何必如此?是啊,何必?何必為此搭上自己的一生,何必為此不惜搭上自己親人的性命?可是那又如何,從她生來的那一刻,有些事情就已經注定,她注定要為此獻上一切。
有些人注定是要雙手沾滿鮮血,殺人如麻,而九涯,羯族僅存的王族繼承人,她的使命就是等著羯族復興那一刻,以澄澈乾淨的靈魂與雙手繼承下羯族的一切。
「你現在身子弱,更不宜在外面走動,天色太暗,萬一有個磕磕碰碰的,怕是不好交待,速速回去。」主上最後一聲喝令九涯,而後自己朝著清王府的方向走去。
怎奈九涯鐵了心似的,斷然不願自己回去,皺眉道:「姑姑這是去哪裡?」
「我去救清王。」
「當真?」九涯頓然一喜,突然又似想起了什麼,她的姑姑她瞭解,之前對待那些被俘的棄子,她的處理方式向來只有一種。
「姑姑,我隨你一道去。」
主上不言,亦不阻止。
她早已從九涯的情緒變化中看出了她的心思。默默一聲冷笑,原來自己在她心中,已經變成了那種十惡不赦的惡魔了嗎?
越靠近清王府,卻顯得越發冷清寂靜。
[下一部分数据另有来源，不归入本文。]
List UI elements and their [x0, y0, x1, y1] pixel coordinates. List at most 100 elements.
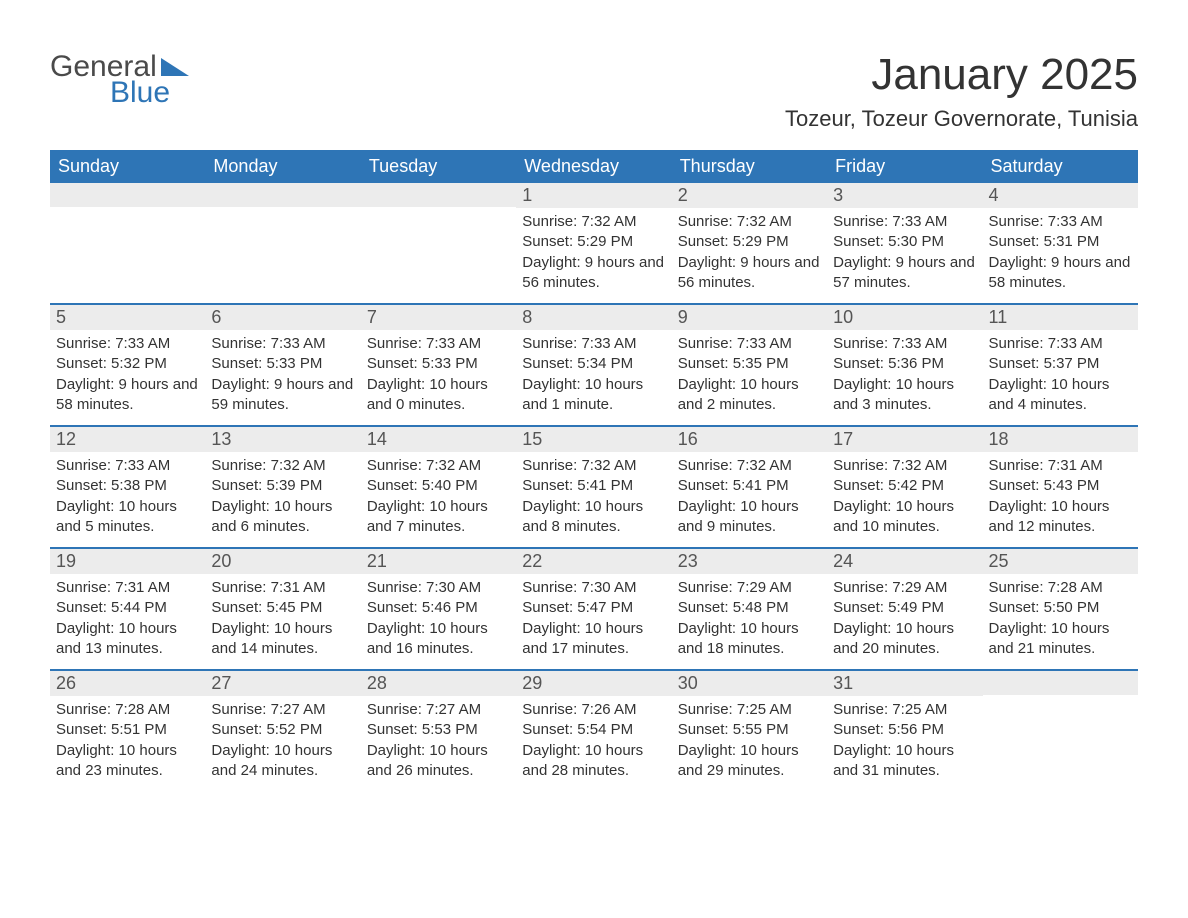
day-body: Sunrise: 7:26 AMSunset: 5:54 PMDaylight:…: [516, 696, 671, 791]
day-info-line: Sunset: 5:31 PM: [989, 232, 1132, 252]
day-cell: 29Sunrise: 7:26 AMSunset: 5:54 PMDayligh…: [516, 671, 671, 791]
day-info-line: Sunrise: 7:33 AM: [522, 334, 665, 354]
day-cell: 10Sunrise: 7:33 AMSunset: 5:36 PMDayligh…: [827, 305, 982, 425]
day-info-line: Daylight: 10 hours and 16 minutes.: [367, 619, 510, 660]
day-info-line: Sunset: 5:54 PM: [522, 720, 665, 740]
day-info-line: Sunset: 5:48 PM: [678, 598, 821, 618]
day-body: Sunrise: 7:32 AMSunset: 5:39 PMDaylight:…: [205, 452, 360, 547]
day-info-line: Daylight: 9 hours and 59 minutes.: [211, 375, 354, 416]
day-info-line: Sunset: 5:52 PM: [211, 720, 354, 740]
day-cell: 19Sunrise: 7:31 AMSunset: 5:44 PMDayligh…: [50, 549, 205, 669]
day-info-line: Daylight: 10 hours and 0 minutes.: [367, 375, 510, 416]
day-info-line: Sunrise: 7:32 AM: [522, 456, 665, 476]
week-row: 5Sunrise: 7:33 AMSunset: 5:32 PMDaylight…: [50, 303, 1138, 425]
day-body: Sunrise: 7:30 AMSunset: 5:47 PMDaylight:…: [516, 574, 671, 669]
day-info-line: Sunrise: 7:33 AM: [989, 334, 1132, 354]
day-body: Sunrise: 7:33 AMSunset: 5:37 PMDaylight:…: [983, 330, 1138, 425]
day-cell: 23Sunrise: 7:29 AMSunset: 5:48 PMDayligh…: [672, 549, 827, 669]
day-info-line: Sunset: 5:37 PM: [989, 354, 1132, 374]
title-block: January 2025 Tozeur, Tozeur Governorate,…: [785, 50, 1138, 132]
day-info-line: Daylight: 9 hours and 58 minutes.: [56, 375, 199, 416]
day-info-line: Daylight: 10 hours and 23 minutes.: [56, 741, 199, 782]
day-body: Sunrise: 7:32 AMSunset: 5:29 PMDaylight:…: [672, 208, 827, 303]
week-row: 1Sunrise: 7:32 AMSunset: 5:29 PMDaylight…: [50, 183, 1138, 303]
day-info-line: Sunset: 5:50 PM: [989, 598, 1132, 618]
day-info-line: Sunset: 5:43 PM: [989, 476, 1132, 496]
day-cell: 2Sunrise: 7:32 AMSunset: 5:29 PMDaylight…: [672, 183, 827, 303]
day-cell: 27Sunrise: 7:27 AMSunset: 5:52 PMDayligh…: [205, 671, 360, 791]
day-body: Sunrise: 7:31 AMSunset: 5:43 PMDaylight:…: [983, 452, 1138, 547]
day-number: 23: [672, 549, 827, 574]
day-info-line: Sunset: 5:35 PM: [678, 354, 821, 374]
weekday-label: Monday: [205, 150, 360, 183]
day-cell: 21Sunrise: 7:30 AMSunset: 5:46 PMDayligh…: [361, 549, 516, 669]
day-info-line: Daylight: 9 hours and 57 minutes.: [833, 253, 976, 294]
logo-text-blue: Blue: [110, 76, 170, 110]
day-number: 16: [672, 427, 827, 452]
day-info-line: Sunset: 5:53 PM: [367, 720, 510, 740]
day-cell: 12Sunrise: 7:33 AMSunset: 5:38 PMDayligh…: [50, 427, 205, 547]
day-info-line: Daylight: 10 hours and 26 minutes.: [367, 741, 510, 782]
day-number: 19: [50, 549, 205, 574]
day-info-line: Sunset: 5:45 PM: [211, 598, 354, 618]
day-info-line: Daylight: 10 hours and 5 minutes.: [56, 497, 199, 538]
day-cell: 20Sunrise: 7:31 AMSunset: 5:45 PMDayligh…: [205, 549, 360, 669]
day-cell: 11Sunrise: 7:33 AMSunset: 5:37 PMDayligh…: [983, 305, 1138, 425]
day-body: Sunrise: 7:31 AMSunset: 5:44 PMDaylight:…: [50, 574, 205, 669]
weekday-label: Friday: [827, 150, 982, 183]
day-info-line: Daylight: 10 hours and 13 minutes.: [56, 619, 199, 660]
day-info-line: Sunrise: 7:33 AM: [833, 334, 976, 354]
day-info-line: Daylight: 10 hours and 7 minutes.: [367, 497, 510, 538]
day-number: 2: [672, 183, 827, 208]
day-body: Sunrise: 7:33 AMSunset: 5:34 PMDaylight:…: [516, 330, 671, 425]
day-info-line: Sunrise: 7:33 AM: [211, 334, 354, 354]
day-info-line: Sunset: 5:44 PM: [56, 598, 199, 618]
day-info-line: Daylight: 10 hours and 17 minutes.: [522, 619, 665, 660]
day-info-line: Sunrise: 7:32 AM: [678, 456, 821, 476]
day-info-line: Sunrise: 7:29 AM: [833, 578, 976, 598]
day-info-line: Daylight: 10 hours and 29 minutes.: [678, 741, 821, 782]
day-number: [205, 183, 360, 207]
day-cell: 16Sunrise: 7:32 AMSunset: 5:41 PMDayligh…: [672, 427, 827, 547]
day-info-line: Daylight: 10 hours and 24 minutes.: [211, 741, 354, 782]
day-cell: [205, 183, 360, 303]
day-number: 6: [205, 305, 360, 330]
day-info-line: Daylight: 10 hours and 6 minutes.: [211, 497, 354, 538]
day-number: 30: [672, 671, 827, 696]
day-info-line: Daylight: 10 hours and 2 minutes.: [678, 375, 821, 416]
day-info-line: Sunrise: 7:27 AM: [211, 700, 354, 720]
week-row: 12Sunrise: 7:33 AMSunset: 5:38 PMDayligh…: [50, 425, 1138, 547]
day-body: Sunrise: 7:33 AMSunset: 5:38 PMDaylight:…: [50, 452, 205, 547]
week-row: 26Sunrise: 7:28 AMSunset: 5:51 PMDayligh…: [50, 669, 1138, 791]
day-cell: 3Sunrise: 7:33 AMSunset: 5:30 PMDaylight…: [827, 183, 982, 303]
day-number: 22: [516, 549, 671, 574]
day-info-line: Sunset: 5:46 PM: [367, 598, 510, 618]
weeks-container: 1Sunrise: 7:32 AMSunset: 5:29 PMDaylight…: [50, 183, 1138, 791]
day-info-line: Sunrise: 7:33 AM: [833, 212, 976, 232]
day-body: Sunrise: 7:32 AMSunset: 5:40 PMDaylight:…: [361, 452, 516, 547]
day-info-line: Daylight: 10 hours and 21 minutes.: [989, 619, 1132, 660]
day-info-line: Sunrise: 7:26 AM: [522, 700, 665, 720]
day-cell: [50, 183, 205, 303]
day-cell: 26Sunrise: 7:28 AMSunset: 5:51 PMDayligh…: [50, 671, 205, 791]
day-info-line: Daylight: 10 hours and 18 minutes.: [678, 619, 821, 660]
day-body: Sunrise: 7:32 AMSunset: 5:42 PMDaylight:…: [827, 452, 982, 547]
day-cell: 17Sunrise: 7:32 AMSunset: 5:42 PMDayligh…: [827, 427, 982, 547]
day-info-line: Daylight: 10 hours and 9 minutes.: [678, 497, 821, 538]
day-info-line: Sunrise: 7:32 AM: [522, 212, 665, 232]
day-info-line: Daylight: 10 hours and 1 minute.: [522, 375, 665, 416]
day-info-line: Daylight: 10 hours and 3 minutes.: [833, 375, 976, 416]
day-number: 21: [361, 549, 516, 574]
day-number: 18: [983, 427, 1138, 452]
day-number: [361, 183, 516, 207]
day-body: Sunrise: 7:33 AMSunset: 5:31 PMDaylight:…: [983, 208, 1138, 303]
day-number: 9: [672, 305, 827, 330]
day-cell: 5Sunrise: 7:33 AMSunset: 5:32 PMDaylight…: [50, 305, 205, 425]
day-info-line: Sunrise: 7:27 AM: [367, 700, 510, 720]
day-info-line: Sunset: 5:33 PM: [211, 354, 354, 374]
day-body: [50, 207, 205, 303]
day-info-line: Sunrise: 7:31 AM: [211, 578, 354, 598]
day-body: Sunrise: 7:27 AMSunset: 5:53 PMDaylight:…: [361, 696, 516, 791]
day-body: Sunrise: 7:33 AMSunset: 5:33 PMDaylight:…: [361, 330, 516, 425]
day-info-line: Daylight: 9 hours and 58 minutes.: [989, 253, 1132, 294]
彷彿就在今夜,所有一切活著的無論是人還是物,都被遣散去了,遠離了清王府四周。
自從蘇夜清中毒至今,清王府內一直都是氛圍沉重,好不容易皇后娘娘連夜趕來為清王解毒,而今卻又餘毒復發,情況尤甚之前。
一盆清水,一方絲帕。擰乾絲帕的水,輕輕擦拭著額頭、臉頰、下巴、手臂,然後是手背……青鸞的動作始終都很輕柔,生怕弄疼了安睡中的蘇夜清。
雋容玉面,淡抹脂粉,錦衣在身,傾國傾城。
屋外寒風吹雲閉月皆與她無關,此時此刻,她所在乎的、所放在心上的就只有眼前這個男子,儘管現在他雙目緊閉,不曾睜開眼睛看她一眼。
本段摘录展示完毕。